Synthesis and Experimental Structure of a Multifunctional Catechol‐Azomethinebenzoic Acid, DFT/DMol3 Calculations, and Molecular Docking with Hsp90

Abstract

AbstractThe multifunctional catechol‐azomethine‐benzoic acid derivative 4‐[(E)‐[(2,3‐dihydroxyphenyl)methylidene]amino]benzoic acid (1) was prepared and the structure were confirmed by EI‐MS and 1H and 13C NMR spectroscopy. A Single‐crystal X‐ray diffraction study revealed coplanarity of the two aromatic rings within the imine function, supported by intramolecular N−H⋯O hydrogen bonds. In the crystal structure intermolecular O−H⋯O hydrogen bonds form chains, propagating along [010]. FT‐IR and Hirshfeld surface analysis confirms the multiple hydrogen bonding.

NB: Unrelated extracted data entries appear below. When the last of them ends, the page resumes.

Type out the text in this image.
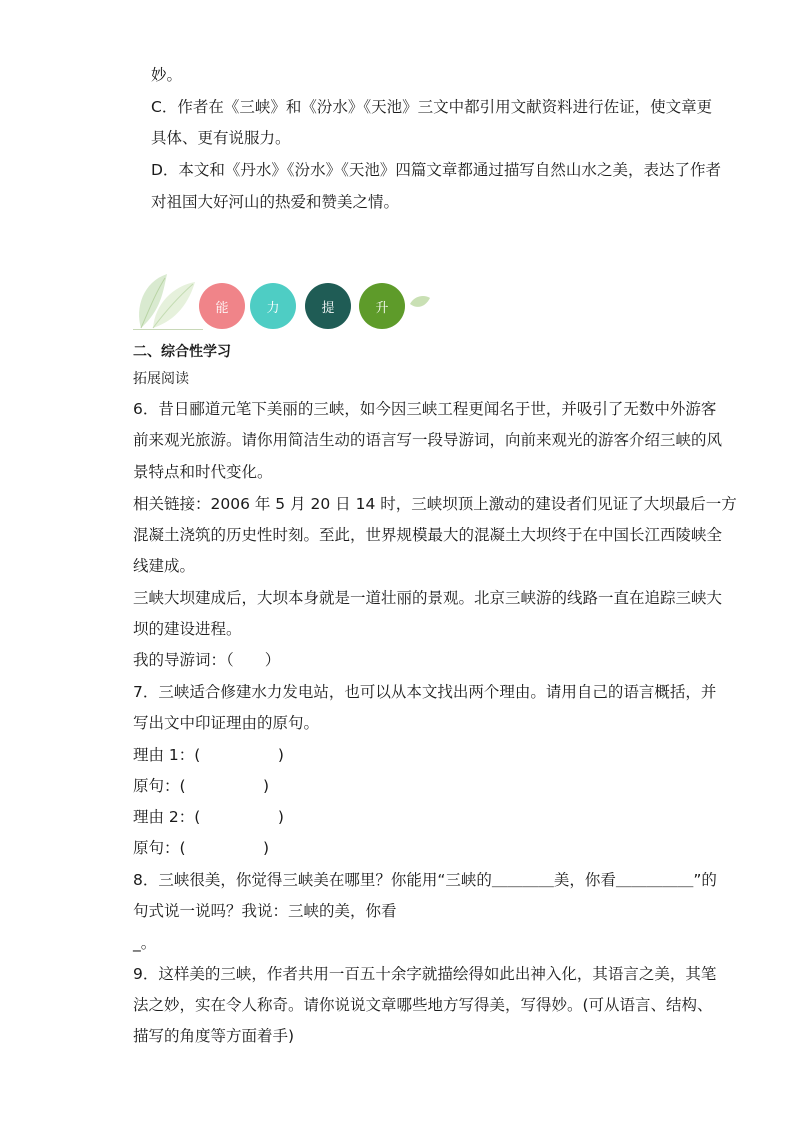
妙。
C．作者在《三峡》和《汾水》《天池》三文中都引用文献资料进行佐证，使文章更
具体、更有说服力。
D．本文和《丹水》《汾水》《天池》四篇文章都通过描写自然山水之美，表达了作者
对祖国大好河山的热爱和赞美之情。
能	力	提	升
二、综合性学习
拓展阅读
6．昔日郦道元笔下美丽的三峡，如今因三峡工程更闻名于世，并吸引了无数中外游客
前来观光旅游。请你用简洁生动的语言写一段导游词，向前来观光的游客介绍三峡的风
景特点和时代变化。
相关链接：2006 年 5 月 20 日 14 时，三峡坝顶上激动的建设者们见证了大坝最后一方
混凝土浇筑的历史性时刻。至此，世界规模最大的混凝土大坝终于在中国长江西陵峡全
线建成。
三峡大坝建成后，大坝本身就是一道壮丽的景观。北京三峡游的线路一直在追踪三峡大
坝的建设进程。
我的导游词：（　　）
7．三峡适合修建水力发电站，也可以从本文找出两个理由。请用自己的语言概括，并
写出文中印证理由的原句。
理由 1：(　　　　　)
原句：(　　　　　)
理由 2：(　　　　　)
原句：(　　　　　)
8．三峡很美，你觉得三峡美在哪里？你能用“三峡的＿＿＿＿美，你看＿＿＿＿＿”的
句式说一说吗？我说：三峡的美，你看
_。
9．这样美的三峡，作者共用一百五十余字就描绘得如此出神入化，其语言之美，其笔
法之妙，实在令人称奇。请你说说文章哪些地方写得美，写得妙。(可从语言、结构、
描写的角度等方面着手)
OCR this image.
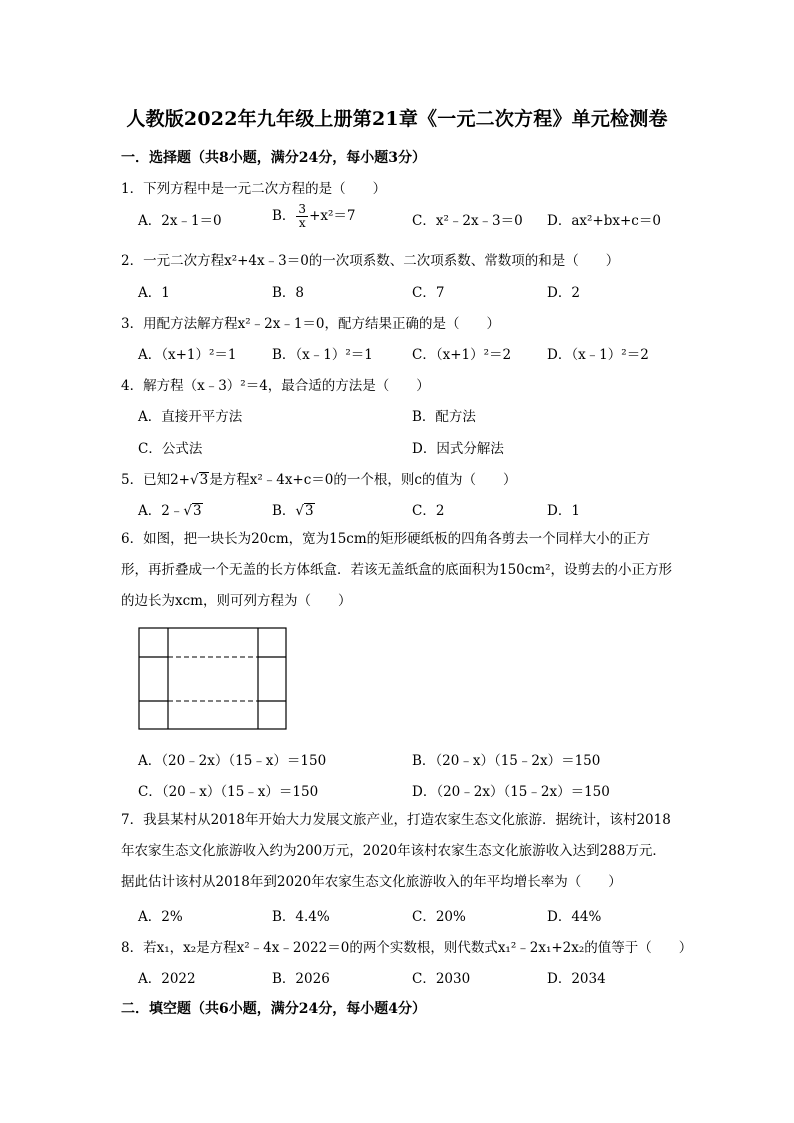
人教版2022年九年级上册第21章《一元二次方程》单元检测卷
一．选择题（共8小题，满分24分，每小题3分）
1．下列方程中是一元二次方程的是（　　）
A．2x﹣1＝0	B． $\frac{3}{x} +x^2=7$	C．x²﹣2x﹣3＝0 D．ax²+bx+c＝0
2．一元二次方程x²+4x﹣3＝0的一次项系数、二次项系数、常数项的和是（　　）
A．1	B．8	C．7	D．2
3．用配方法解方程x²﹣2x﹣1＝0，配方结果正确的是（　　）
A．（x+1）²＝1	B．（x﹣1）²＝1	C．（x+1）²＝2	D．（x﹣1）²＝2
4．解方程（x﹣3）²＝4，最合适的方法是（　　）
A．直接开平方法	B．配方法
C．公式法	D．因式分解法
5．已知2+√3是方程x²﹣4x+c＝0的一个根，则c的值为（　　）
A．2﹣√3	B．√3	C．2	D．1
6．如图，把一块长为20cm，宽为15cm的矩形硬纸板的四角各剪去一个同样大小的正方形，再折叠成一个无盖的长方体纸盒．若该无盖纸盒的底面积为150cm²，设剪去的小正方形的边长为xcm，则可列方程为（　　）
A．（20﹣2x）（15﹣x）＝150	B．（20﹣x）（15﹣2x）＝150
C．（20﹣x）（15﹣x）＝150	D．（20﹣2x）（15﹣2x）＝150
7．我县某村从2018年开始大力发展文旅产业，打造农家生态文化旅游．据统计，该村2018年农家生态文化旅游收入约为200万元，2020年该村农家生态文化旅游收入达到288万元．据此估计该村从2018年到2020年农家生态文化旅游收入的年平均增长率为（　　）
A．2%	B．4.4%	C．20%	D．44%
8．若x₁，x₂是方程x²﹣4x﹣2022＝0的两个实数根，则代数式x₁²﹣2x₁+2x₂的值等于（　　）
A．2022	B．2026	C．2030	D．2034
二．填空题（共6小题，满分24分，每小题4分）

DFT/DMol3 calculations localized the highest occupied molecular orbital (HOMO) on the o‐catechol unit, while the lowest unoccupied molecular orbital (LUMO) is delocalized over the entire molecule. The calculated map of electrostatic potential (MEP) showed relatively low values for both electrophilic and nucleophilic susceptibility. A molecular docking study of 1 in comparison with the established inhibitor geldanamycin (G) using the protein structure of the heat shock protein 90 co‐crystallized with G (Hsp90⋅G) showed that 1 occupies the same binding pocket as G in the Hsp90⋅G structure, indicating that the title structure might be a suitable inhibitor. The Swiss ADME approach showed promising general drug‐likeness properties for 1 with a relatively high lipophilicity (logP=1.68) and a logS value of −2.99 which lies in the middle of the logS distribution of traded drugs.